Official:

Rudolf Christian Karl Diesel. March 18, 1858 – September 29, 1913. German engineer and inventor. Creator of the diesel engine.

 

Life and Work:

1. Today, the Bavarian city of Augsburg has a Japanese rock garden. On the lawn in the garden there is a bas-relief, and a memorial inscription reads: “Immortal is your spirit in the lands of Japan.” The garden was founded in 1957 by a Japanese businessman who produces internal combustion engines with compression ignition. These engines were named after their inventor, Rudolf Diesel.

 

2. It is said that one rainy morning in 1888, young Rudolf Diesel accidentally entered a museum in search of shelter from bad weather. His attention was drawn to an exhibit made in 1833 – a lighter that looked like a syringe with a glass cylinder and a piston. And the young man had a stroke of insight.

 

3. Diesel’s work resulted in a patent entitled Method of and Apparatus for Converting Heat into Work obtained on February 23, 1893. Then Diesel refined his invention further, and humanity received an economical engine running on fuel that is much cheaper than gasoline.

 

4. The future benefactor of thrifty motorists was born in Paris, where his father, an immigrant from Germany, owned a small bookbinding shop. The Franco-Prussian war interrupted the well-established life, and Diesel’s family was forced to leave for London, while their son was sent to Augsburg to live with his uncle and aunt.

 

5. His childless uncle, a professor, eagerly started to educate the nephew, in whom he saw great abilities. And he was not mistaken: Rudolf graduated the non-classical school with honors.

 

6. At the age of 14, Rudolf wrote a letter to his parents saying that he wanted to become an engineer. And he undertook to fulfill his dream: he entered a technical school in Augsburg.
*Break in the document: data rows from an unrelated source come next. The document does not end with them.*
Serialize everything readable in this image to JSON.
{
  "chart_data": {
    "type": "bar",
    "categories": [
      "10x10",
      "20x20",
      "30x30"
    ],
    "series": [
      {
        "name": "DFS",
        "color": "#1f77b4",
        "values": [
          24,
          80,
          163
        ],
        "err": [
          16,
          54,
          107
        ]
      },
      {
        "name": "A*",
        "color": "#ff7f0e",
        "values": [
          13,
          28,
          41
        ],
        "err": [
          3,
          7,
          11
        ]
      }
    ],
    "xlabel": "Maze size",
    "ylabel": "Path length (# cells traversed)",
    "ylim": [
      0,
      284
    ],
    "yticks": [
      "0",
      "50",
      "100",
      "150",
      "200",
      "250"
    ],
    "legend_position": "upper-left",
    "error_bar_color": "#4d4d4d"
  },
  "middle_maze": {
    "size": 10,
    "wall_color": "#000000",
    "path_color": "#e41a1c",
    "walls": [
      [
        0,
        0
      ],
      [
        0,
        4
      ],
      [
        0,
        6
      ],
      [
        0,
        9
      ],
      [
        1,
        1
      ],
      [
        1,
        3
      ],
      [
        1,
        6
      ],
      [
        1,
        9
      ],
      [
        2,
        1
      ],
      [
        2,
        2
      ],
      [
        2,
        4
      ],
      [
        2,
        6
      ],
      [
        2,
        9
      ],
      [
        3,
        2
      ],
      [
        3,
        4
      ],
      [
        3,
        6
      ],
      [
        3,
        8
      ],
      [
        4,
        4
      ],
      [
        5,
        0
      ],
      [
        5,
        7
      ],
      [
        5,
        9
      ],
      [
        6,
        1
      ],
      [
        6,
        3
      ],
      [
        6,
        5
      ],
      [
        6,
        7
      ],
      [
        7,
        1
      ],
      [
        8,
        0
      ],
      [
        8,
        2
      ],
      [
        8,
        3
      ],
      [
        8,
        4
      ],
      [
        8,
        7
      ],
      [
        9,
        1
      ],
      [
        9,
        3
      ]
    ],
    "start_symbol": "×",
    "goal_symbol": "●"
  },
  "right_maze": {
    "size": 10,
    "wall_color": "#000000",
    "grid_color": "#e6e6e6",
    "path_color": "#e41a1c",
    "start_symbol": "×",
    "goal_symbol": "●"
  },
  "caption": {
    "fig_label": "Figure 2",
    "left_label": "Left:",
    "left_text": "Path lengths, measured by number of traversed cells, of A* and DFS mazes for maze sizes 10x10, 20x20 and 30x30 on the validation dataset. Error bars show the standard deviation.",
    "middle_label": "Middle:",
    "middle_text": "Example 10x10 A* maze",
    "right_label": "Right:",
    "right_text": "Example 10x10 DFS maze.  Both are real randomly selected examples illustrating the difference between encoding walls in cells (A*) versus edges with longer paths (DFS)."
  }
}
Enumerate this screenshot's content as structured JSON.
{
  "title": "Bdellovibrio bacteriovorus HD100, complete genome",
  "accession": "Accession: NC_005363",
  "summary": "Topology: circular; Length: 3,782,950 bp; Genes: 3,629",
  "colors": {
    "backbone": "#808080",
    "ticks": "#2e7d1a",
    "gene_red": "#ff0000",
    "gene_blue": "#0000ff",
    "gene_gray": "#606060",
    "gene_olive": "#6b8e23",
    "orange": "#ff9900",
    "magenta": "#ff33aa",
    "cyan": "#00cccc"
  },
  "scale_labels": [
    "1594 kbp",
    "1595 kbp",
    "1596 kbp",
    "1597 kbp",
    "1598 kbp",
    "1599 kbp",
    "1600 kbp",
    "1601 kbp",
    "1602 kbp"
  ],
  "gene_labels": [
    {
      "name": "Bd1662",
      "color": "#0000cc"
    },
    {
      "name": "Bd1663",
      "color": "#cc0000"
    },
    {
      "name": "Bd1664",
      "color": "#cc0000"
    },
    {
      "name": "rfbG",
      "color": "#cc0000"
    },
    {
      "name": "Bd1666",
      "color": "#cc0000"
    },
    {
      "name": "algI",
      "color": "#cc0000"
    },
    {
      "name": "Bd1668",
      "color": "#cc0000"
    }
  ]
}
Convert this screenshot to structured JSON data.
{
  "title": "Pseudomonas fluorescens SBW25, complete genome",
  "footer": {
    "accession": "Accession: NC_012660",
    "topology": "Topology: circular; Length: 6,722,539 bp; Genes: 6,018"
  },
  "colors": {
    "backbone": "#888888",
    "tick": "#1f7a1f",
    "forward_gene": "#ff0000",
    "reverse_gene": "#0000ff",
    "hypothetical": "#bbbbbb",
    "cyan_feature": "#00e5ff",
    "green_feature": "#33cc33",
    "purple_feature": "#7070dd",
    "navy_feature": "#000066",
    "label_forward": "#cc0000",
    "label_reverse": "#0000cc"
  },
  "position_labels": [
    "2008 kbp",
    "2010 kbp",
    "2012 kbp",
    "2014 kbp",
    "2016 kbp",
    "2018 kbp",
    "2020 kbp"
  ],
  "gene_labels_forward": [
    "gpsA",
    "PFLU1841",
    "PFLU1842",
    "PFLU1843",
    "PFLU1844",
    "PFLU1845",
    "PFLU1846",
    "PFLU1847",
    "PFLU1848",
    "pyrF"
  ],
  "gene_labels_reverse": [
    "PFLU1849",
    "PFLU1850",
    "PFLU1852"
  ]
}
His parents hoped that Rudolf would quickly find a job, but the talented young man decided to continue his education. He was not wrong about himself: Diesel graduated from the Royal Bavarian Technical High School in Munich with the highest results for the entire existence of this educational institution.

 

7. An excellent graduate was quickly offered a job. His former teacher, the Munich professor Karl von Linde, invited him to Paris to work in a branch of his company that produced refrigeration machines. A year later, Diesel became the director of this branch.

 

8. It is claimed that it was Professor Linde who got Diesel interested in internal combustion engines. For ten years, Diesel struggled with the problem of increasing their efficiency: he created dozens and hundreds of drawings and calculations, but the absorption engine on ammonia could not surpass the steam engine in efficiency.

 

9. “It occurred to me that atomized fuel should be injected into compressed hot air instead of ammonia and, as it ignites, expanded in such a way that maximum heat could be put to useful work,” wrote the happy inventor. “My idea is so far ahead of everything that has been created in this field so far that we can safely say that I am the first in this new and most important section of technology on our small globe! I am ahead of the best minds of mankind on both sides of the ocean!” wrote Diesel.

 

10. The exultation was a little premature. Although Diesel’s invention attracted some interest. The director of the machine-building plant in Augsburg (now it is the famous MAN) let Rudolf Diesel test and develop his ideas, and the well-known industrialist Krupp funded the experiments. Not immediately, but success came: the first operational diesel engine was launched in 1897 and is now on display in the German Museum of Achievements in Science and Technology in Munich.

 

11. After that, things were not so smooth either: after the first successes, failures came, and after wealth, ruin. The first-generation engines proved to be of little use, and legal disputes with customers and litigations over patents drove Diesel to a psychiatric clinic. Moreover, he turned out to be an awful businessman: he went completely broke in 1913.

 

12. In that fateful year, on September 29th, he boarded the steamer Dresden in Antwerp to go to London to attend a meeting of the company that manufactured his engines. He never made it to the meeting: Diesel’s coat and hat were found on the deck, while he was nowhere to be found. The body was allegedly found by Belgian fishermen, but a storm prevented them from bringing it ashore. The items gathered by the fishermen were later shown to Diesel’s son Eugene, and he identified them as belonging to his father.

 

13. In 1978, Rudolph Diesel was inducted into the Automotive Hall of Fame, an American museum founded in 1939 and dedicated to the most famous and influential figures in the automotive industry.